CybOXProject / schemas

CybOX Schemas and Schema Development
42 stars 17 forks source link

Too many ways of representing atomic Indicator data #376

Open c-x opened 9 years ago

c-x commented 9 years ago

The standard permit too many ways of describing one single indicator. Because of this, it’s really difficult to implement the standard and being fully compliant with it, so it’s a blocker to a wider adoption (how many vendors are actually talking about supporting STIX/CybOX and how many really do it?).

Example: To describe an IPv4 address, we can today have the following representations:

If the standard were allowing only one way to describes IPv4 addresses, like using the CIDR notation (127.0.0.1/32), it would be super easy to anyone to actually implement the standard. And there is no loss of information because this CIDR notation cover all possibles IPs or Range of IPs. Eventually, for convenience, we may want to have 2 formats: the CIDR notation and the single IP notation, but no more than that.

Don’t get me wrong, I’m not saying an analyst shouldn’t be able to input different format of IPv4 in the software it uses (like Soltra Edge for example), I’m saying that particular need is out of the scope of the standard. This is the goal of the software to do the transformation to what the standard is expecting (the CIDR notation).

In short, I think the problem here is that the standard cover some things that should be part of software specifications and not part of the standard itself.

ikiril01 commented 9 years ago

Agreed – I think many of the existing components of CybOX were designed to cover the broadest set of use cases in mind, without considering that many of these cases can be handled in other ways, such as through software specifications. This will be a balancing act, but I think there’s a strong community consensus towards reducing the number of ways of capturing atomic entities such as IP Addresses, and as such Trey and I are making this a high priority for CybOX v3.0.

JasonKeirstead commented 9 years ago

I would propose going with extended CIDR notation (127.0.0.1/255.255.255.0) as this allows you to represent non-contiguous IP spaces and is thus more flexible than shorthand notation.

c-x commented 9 years ago

@JasonKeirstead I don't understand.

255.255.255.0 = 24 bits So 127.0.0.1/24 == 127.0.0.1/255.255.255.0

How do you define non contiguous addresses?

JasonKeirstead commented 9 years ago

@c-x Non-contiguous netmasks are not common, but have useful purposes. For example I can make this netmask that matches any IP that ends in 15: 0.0.0.15/0.0.0.255 . A non-contiguous netmask leverages the fact that a netmask is a true bitmask to match IPs that are not contiguous.

c-x commented 9 years ago

That's interesting! Maybe we should finally allow all those notations but requires a field to know which one it is. It's similar to the description of #379

Ex:

    <cybox:Properties xsi:type="IPv4Obj:IPv4ObjectType" format="cidr">
        <IPv4Obj:Value>199.192.156.134/32</IPv4Obj:Value>
    </cybox:Properties>

Where format could be one of: cidr (ex: 32, 24..), single (none, just a single IP), netmak (ex: 255.255.255.0), extended-cidr (ex: 0.0.0.255)

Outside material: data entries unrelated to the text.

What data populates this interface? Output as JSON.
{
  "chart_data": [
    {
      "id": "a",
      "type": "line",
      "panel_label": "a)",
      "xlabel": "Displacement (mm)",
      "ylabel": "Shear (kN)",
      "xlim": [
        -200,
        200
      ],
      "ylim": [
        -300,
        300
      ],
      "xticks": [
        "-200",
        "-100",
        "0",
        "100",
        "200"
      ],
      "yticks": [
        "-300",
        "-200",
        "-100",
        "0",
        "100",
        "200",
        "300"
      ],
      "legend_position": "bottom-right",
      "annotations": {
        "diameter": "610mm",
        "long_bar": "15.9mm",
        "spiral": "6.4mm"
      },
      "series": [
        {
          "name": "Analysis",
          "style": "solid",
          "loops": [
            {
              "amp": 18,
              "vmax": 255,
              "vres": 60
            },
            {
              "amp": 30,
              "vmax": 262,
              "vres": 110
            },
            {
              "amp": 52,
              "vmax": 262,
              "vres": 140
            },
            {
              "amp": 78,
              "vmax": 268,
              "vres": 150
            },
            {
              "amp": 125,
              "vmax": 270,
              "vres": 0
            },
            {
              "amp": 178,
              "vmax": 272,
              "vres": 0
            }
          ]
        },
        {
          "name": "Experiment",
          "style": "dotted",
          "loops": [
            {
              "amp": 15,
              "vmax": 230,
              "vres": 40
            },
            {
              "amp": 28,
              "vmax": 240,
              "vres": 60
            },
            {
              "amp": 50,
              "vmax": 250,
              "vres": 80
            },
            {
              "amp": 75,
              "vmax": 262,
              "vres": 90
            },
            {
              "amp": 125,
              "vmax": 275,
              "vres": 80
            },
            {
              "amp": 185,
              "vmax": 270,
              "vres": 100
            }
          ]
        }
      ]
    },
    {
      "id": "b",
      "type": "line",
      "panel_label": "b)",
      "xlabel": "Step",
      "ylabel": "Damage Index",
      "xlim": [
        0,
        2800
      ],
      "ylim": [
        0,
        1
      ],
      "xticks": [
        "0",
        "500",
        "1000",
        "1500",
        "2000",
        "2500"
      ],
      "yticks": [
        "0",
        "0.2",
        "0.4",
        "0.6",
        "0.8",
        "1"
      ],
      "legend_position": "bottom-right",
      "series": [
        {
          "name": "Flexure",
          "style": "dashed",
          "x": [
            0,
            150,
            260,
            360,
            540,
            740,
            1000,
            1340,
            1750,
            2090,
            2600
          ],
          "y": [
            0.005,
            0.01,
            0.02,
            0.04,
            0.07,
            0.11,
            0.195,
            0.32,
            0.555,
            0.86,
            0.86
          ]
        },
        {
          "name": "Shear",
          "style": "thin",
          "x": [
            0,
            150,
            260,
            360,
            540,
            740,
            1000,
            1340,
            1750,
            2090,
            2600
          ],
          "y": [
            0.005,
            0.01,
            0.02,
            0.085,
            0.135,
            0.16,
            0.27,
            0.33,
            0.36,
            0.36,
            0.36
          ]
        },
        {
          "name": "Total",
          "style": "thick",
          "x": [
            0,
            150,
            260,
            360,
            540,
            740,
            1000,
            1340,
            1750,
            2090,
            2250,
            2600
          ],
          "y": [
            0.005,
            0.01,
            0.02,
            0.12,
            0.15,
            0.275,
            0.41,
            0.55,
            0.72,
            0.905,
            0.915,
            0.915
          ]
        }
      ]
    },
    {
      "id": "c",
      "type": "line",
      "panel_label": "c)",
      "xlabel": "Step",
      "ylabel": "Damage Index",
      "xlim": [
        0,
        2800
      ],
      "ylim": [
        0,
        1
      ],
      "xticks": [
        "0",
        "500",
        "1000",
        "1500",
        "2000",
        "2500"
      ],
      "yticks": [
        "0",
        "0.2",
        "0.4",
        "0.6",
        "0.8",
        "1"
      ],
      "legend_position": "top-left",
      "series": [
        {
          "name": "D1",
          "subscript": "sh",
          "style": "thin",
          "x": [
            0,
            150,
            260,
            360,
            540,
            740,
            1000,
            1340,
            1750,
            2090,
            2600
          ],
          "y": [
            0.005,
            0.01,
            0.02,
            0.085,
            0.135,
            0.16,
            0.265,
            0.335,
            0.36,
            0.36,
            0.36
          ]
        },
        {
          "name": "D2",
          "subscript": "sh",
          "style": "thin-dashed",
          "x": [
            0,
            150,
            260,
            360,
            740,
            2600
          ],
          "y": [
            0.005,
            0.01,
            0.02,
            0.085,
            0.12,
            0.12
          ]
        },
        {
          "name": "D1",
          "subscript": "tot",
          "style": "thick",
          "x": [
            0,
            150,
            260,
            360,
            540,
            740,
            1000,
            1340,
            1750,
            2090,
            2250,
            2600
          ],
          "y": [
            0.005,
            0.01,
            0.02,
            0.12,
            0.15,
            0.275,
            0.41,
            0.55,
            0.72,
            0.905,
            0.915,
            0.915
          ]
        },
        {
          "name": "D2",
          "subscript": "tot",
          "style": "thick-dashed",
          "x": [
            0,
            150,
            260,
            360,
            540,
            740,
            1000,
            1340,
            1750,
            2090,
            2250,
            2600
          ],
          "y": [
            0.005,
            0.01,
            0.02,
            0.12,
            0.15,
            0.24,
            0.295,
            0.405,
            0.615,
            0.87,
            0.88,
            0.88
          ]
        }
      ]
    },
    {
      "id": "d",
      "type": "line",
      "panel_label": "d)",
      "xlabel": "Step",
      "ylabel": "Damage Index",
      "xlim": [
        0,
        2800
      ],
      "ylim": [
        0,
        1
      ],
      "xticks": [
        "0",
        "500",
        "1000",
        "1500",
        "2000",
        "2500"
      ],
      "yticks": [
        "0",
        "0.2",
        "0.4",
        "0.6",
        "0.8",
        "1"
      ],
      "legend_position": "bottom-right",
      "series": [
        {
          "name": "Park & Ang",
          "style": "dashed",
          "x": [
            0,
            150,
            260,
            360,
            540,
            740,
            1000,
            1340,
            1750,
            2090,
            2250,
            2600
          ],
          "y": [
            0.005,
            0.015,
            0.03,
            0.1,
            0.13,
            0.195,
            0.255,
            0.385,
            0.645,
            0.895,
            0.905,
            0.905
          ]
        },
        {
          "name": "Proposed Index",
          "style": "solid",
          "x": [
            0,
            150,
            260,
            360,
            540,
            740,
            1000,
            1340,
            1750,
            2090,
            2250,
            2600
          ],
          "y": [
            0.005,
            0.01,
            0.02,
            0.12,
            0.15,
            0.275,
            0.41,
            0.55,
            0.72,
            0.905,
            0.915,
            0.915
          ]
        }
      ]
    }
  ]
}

ikiril01 commented 9 years ago

@c-x I can understand the utility of having a field for explicitly specifying IP formatting, though I wonder if it goes too far in the direction of complexity (that we were trying to avoid with #379), as it means that consumers will have to support all possible IP formats that can be specified in this field. That said, having the four formats may not be that big of a burden, and it should still be possible to naturally validate data contained in a such field (e.g., with a regex), even with four different supported formats.

JasonKeirstead commented 9 years ago

I agree with @ikiril01 I would prefer to just specify one and only one format. I don't see why we need to support multiple formats. KISS. Short CIDR or long-form CIDR are probably the two best options.

c-x commented 9 years ago

Just sharing thoughts :)

I like simple things but we also need to keep flexibility. For IPv4, I would vote for only the CIDR notation, that's the most common and it cover all use cases except non continuous range which are very rare in DFIR.

If we allow only one IP format, then to be consistent we need to be strict on all others format (ex: MAC Address are only described with semicolon)

The difficulty today is that all those formats can be described but we don't know which one it is because no field indicate it. In short, think to it as an object from a programming point of view. If obj.format == cidr then ... etc. That's quite simple compared to today where we have to add conditions like if there is a slash present it might be a cidr ... but I need another if to check the '##'...

JasonKeirstead commented 9 years ago

My only other argument for the long form CIDR is there are gong to be rules on Cisco devices that you won't be able to represent in CybOX with that format because they use the non-contiguous ranges.